Moving Insurance Tips

You and I might call it moving insurance, but people in the industry call it "goods-in-transit insurance." You can buy it from your mover or from a separate insurance company. You might be able to get a better price on a policy you buy from the same firm that moves your stuff, but if something gets damaged and you need to file a claim, a separate insurance company might be more helpful.

What to know before you buy moving insurance

Check Your Home Insurance

Deciding which company to buy moving insurance from might be tough, but here's a bright spot: You might not need to buy as much as you thought – your home insurance might already include breakage and theft during transport of your belongings. However, your residential policy probably only covers a portion of the value of your personal effects, typically 10 percent. There might be a deductible as well. You'll want to reread your policy or talk to your insurance agent about whether your residential insurance covers moves.

Make a List

Regardless of what type of coverage you already have, you'll move more efficiently and avoid over or underspending if you write a home inventory before purchasing any insurance. Of course, this type of list makes a great case for planning your move as far in advance as possible, but you could do an abbreviated version of this exercise before moving, then return to the project later. This will help you maximize your residential insurance coverage. Go through every room in your dwelling and write down all of your personal effects and how much you paid for them. Include clothing and jewelry, electronics, furnishings, decor and, well, everything. This process is easier if you have receipts for your purchases, but perhaps you could make a point of hanging onto these documents going forward. If possible, take pictures or even video of everything, but skip this if time is short. Eventually you'll be able to add up the value of everything you own.

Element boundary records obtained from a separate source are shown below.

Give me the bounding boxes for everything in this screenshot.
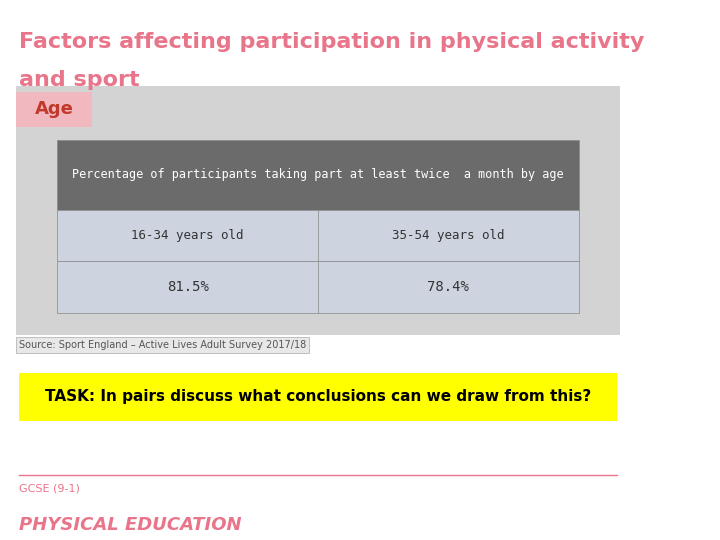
Text: TASK: In pairs discuss what conclusions can we draw from this?: TASK: In pairs discuss what conclusions …: [45, 389, 591, 404]
FancyBboxPatch shape: [57, 140, 579, 210]
Text: Age: Age: [35, 100, 73, 118]
FancyBboxPatch shape: [16, 86, 620, 335]
FancyBboxPatch shape: [57, 210, 579, 261]
Text: Source: Sport England – Active Lives Adult Survey 2017/18: Source: Sport England – Active Lives Adu…: [19, 340, 306, 350]
Text: 16-34 years old: 16-34 years old: [131, 229, 244, 242]
Text: 78.4%: 78.4%: [428, 280, 469, 294]
Text: 35-54 years old: 35-54 years old: [392, 229, 505, 242]
Text: Factors affecting participation in physical activity: Factors affecting participation in physi…: [19, 32, 644, 52]
Text: Percentage of participants taking part at least twice  a month by age: Percentage of participants taking part a…: [72, 168, 564, 181]
Text: 81.5%: 81.5%: [166, 280, 209, 294]
FancyBboxPatch shape: [16, 92, 92, 127]
FancyBboxPatch shape: [19, 373, 617, 421]
Text: GCSE (9-1): GCSE (9-1): [19, 483, 80, 494]
FancyBboxPatch shape: [57, 261, 579, 313]
Text: PHYSICAL EDUCATION: PHYSICAL EDUCATION: [19, 516, 242, 534]
Text: and sport: and sport: [19, 70, 140, 90]
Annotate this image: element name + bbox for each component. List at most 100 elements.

The total value on the inventory should dictate how much moving insurance to buy. Additionally, you can use the inventory as a checklist after the movers have finished unloading your belongings at your destination. In the event that something is damaged or missing, the inventory will help you file a claim more easily – I hope you don't have to go through that experience, but it's a lot more aggravating if you don't have an inventory to refer to.

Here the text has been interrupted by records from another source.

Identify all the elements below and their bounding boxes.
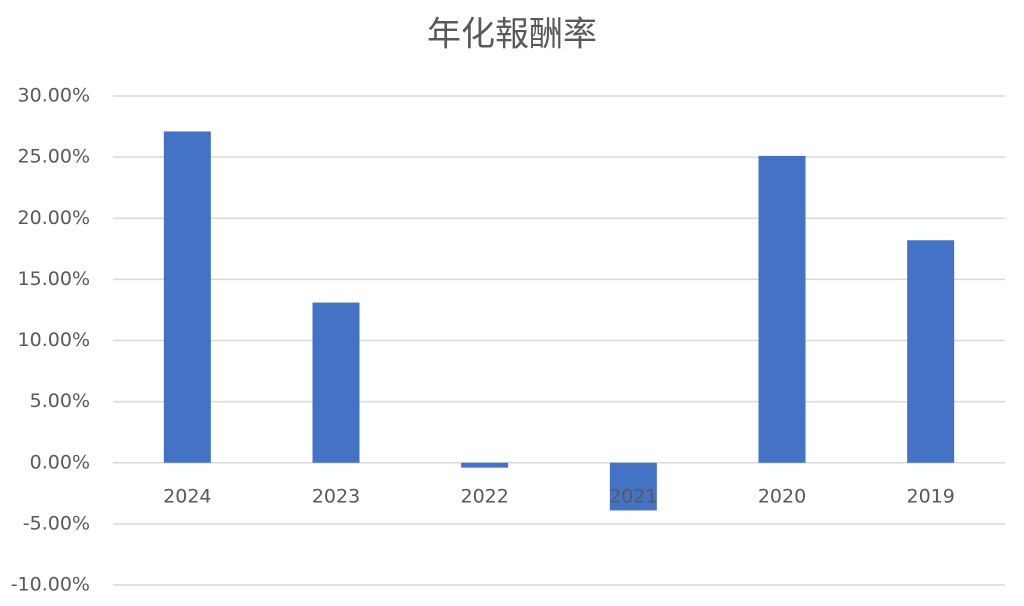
y-tick-label: 20.00%: [18, 207, 90, 229]
bar: [758, 155, 806, 463]
bar: [907, 240, 955, 463]
y-tick-label: -5.00%: [23, 512, 90, 534]
x-tick-label: 2023: [312, 485, 360, 507]
y-tick-label: 30.00%: [18, 85, 90, 107]
y-tick-label: 25.00%: [18, 146, 90, 168]
x-tick-label: 2020: [758, 485, 806, 507]
y-tick-label: -10.00%: [11, 574, 90, 596]
bar: [312, 302, 360, 463]
y-tick-label: 5.00%: [30, 390, 90, 412]
bar: [163, 131, 211, 463]
x-tick-label: 2019: [906, 485, 954, 507]
chart-title: 年化報酬率: [427, 15, 597, 55]
x-tick-label: 2022: [460, 485, 508, 507]
y-tick-label: 0.00%: [30, 451, 90, 473]
y-tick-label: 10.00%: [18, 329, 90, 351]
bar: [461, 462, 509, 468]
y-tick-label: 15.00%: [18, 268, 90, 290]
bar: [609, 462, 657, 511]
x-tick-label: 2021: [609, 485, 657, 507]
x-tick-label: 2024: [163, 485, 211, 507]
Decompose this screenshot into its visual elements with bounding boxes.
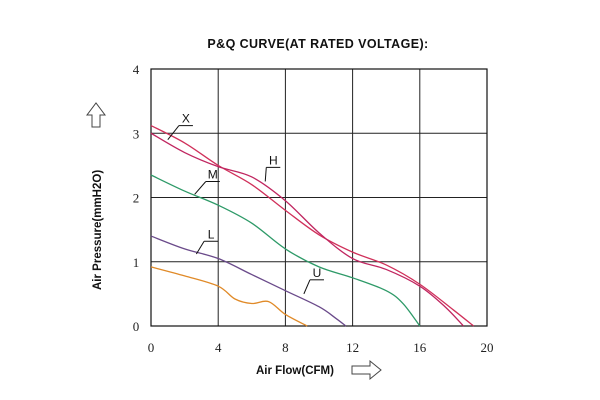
curves bbox=[150, 124, 474, 327]
x-tick-label: 16 bbox=[413, 340, 427, 355]
x-tick-labels: 0 4 8 12 16 20 bbox=[148, 340, 494, 355]
y-tick-label: 3 bbox=[133, 126, 140, 141]
y-tick-label: 0 bbox=[133, 319, 140, 334]
x-tick-label: 20 bbox=[481, 340, 494, 355]
up-arrow-icon bbox=[86, 102, 106, 128]
y-tick-label: 2 bbox=[133, 191, 140, 206]
curve-label-l: L bbox=[208, 227, 215, 241]
x-tick-label: 8 bbox=[282, 340, 289, 355]
curve-m bbox=[150, 174, 421, 327]
x-tick-label: 4 bbox=[215, 340, 222, 355]
curve-label-m: M bbox=[208, 168, 218, 182]
right-arrow-icon bbox=[351, 359, 382, 381]
x-axis-label: Air Flow(CFM) bbox=[256, 365, 334, 377]
curve-labels: X H M L U bbox=[167, 112, 324, 295]
y-tick-labels: 0 1 2 3 4 bbox=[133, 62, 140, 334]
grid bbox=[150, 68, 488, 327]
x-tick-label: 0 bbox=[148, 340, 155, 355]
label-leader-m bbox=[194, 181, 207, 195]
y-tick-label: 1 bbox=[133, 255, 140, 270]
chart-title: P&Q CURVE(AT RATED VOLTAGE): bbox=[207, 37, 428, 51]
curve-u bbox=[150, 266, 308, 327]
y-axis-label: Air Pressure(mmH2O) bbox=[92, 170, 104, 290]
curve-l bbox=[150, 235, 347, 327]
curve-label-h: H bbox=[269, 153, 278, 167]
curve-label-u: U bbox=[313, 266, 322, 280]
curve-x bbox=[150, 124, 474, 327]
x-tick-label: 12 bbox=[346, 340, 359, 355]
label-leader-x bbox=[167, 125, 180, 140]
label-leader-l bbox=[195, 241, 205, 255]
curve-h bbox=[150, 132, 464, 327]
label-leader-u bbox=[303, 279, 311, 295]
y-tick-label: 4 bbox=[133, 62, 140, 77]
curve-label-x: X bbox=[182, 112, 190, 126]
plot-frame bbox=[150, 68, 488, 327]
label-leader-h bbox=[264, 167, 267, 182]
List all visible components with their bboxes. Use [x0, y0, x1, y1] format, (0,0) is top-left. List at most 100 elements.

Prices for Moving Insurance

Many movers sell insurance based on weight, ranging from 60 cents to $1.25 or more per pound depending on your location. The total value of your belongings becomes the amount of liability coverage you have, and that figure represents the most money you'd be able to request in a claim for reimbursement. Usually you'll get to choose one of three different variations on this maximum, and they merit careful consideration:

  • Declared value. Like I described above, the moving company or insurer determines the value of your belongings by multiplying their total weight by a fixed amount, which could range from 60 cents to $1.25 per pound or more.
  • Lump sum value. You declare in writing the total value of your possessions, and the insurer or mover sells you exactly that amount of coverage. I recommend you opt for this.
  • Full value protection. Also known as extra care protection, this type of coverage includes damaged, destroyed and lost items. Usually the moving company or insurer will specify a minimum amount per pound that you must buy, depending on the deductible. The average is about $4-$6 per pound.

No matter what the value of the belongings you're planning to move, it makes sense to buy moving insurance. Not doing so puts you at risk. Good luck with your move.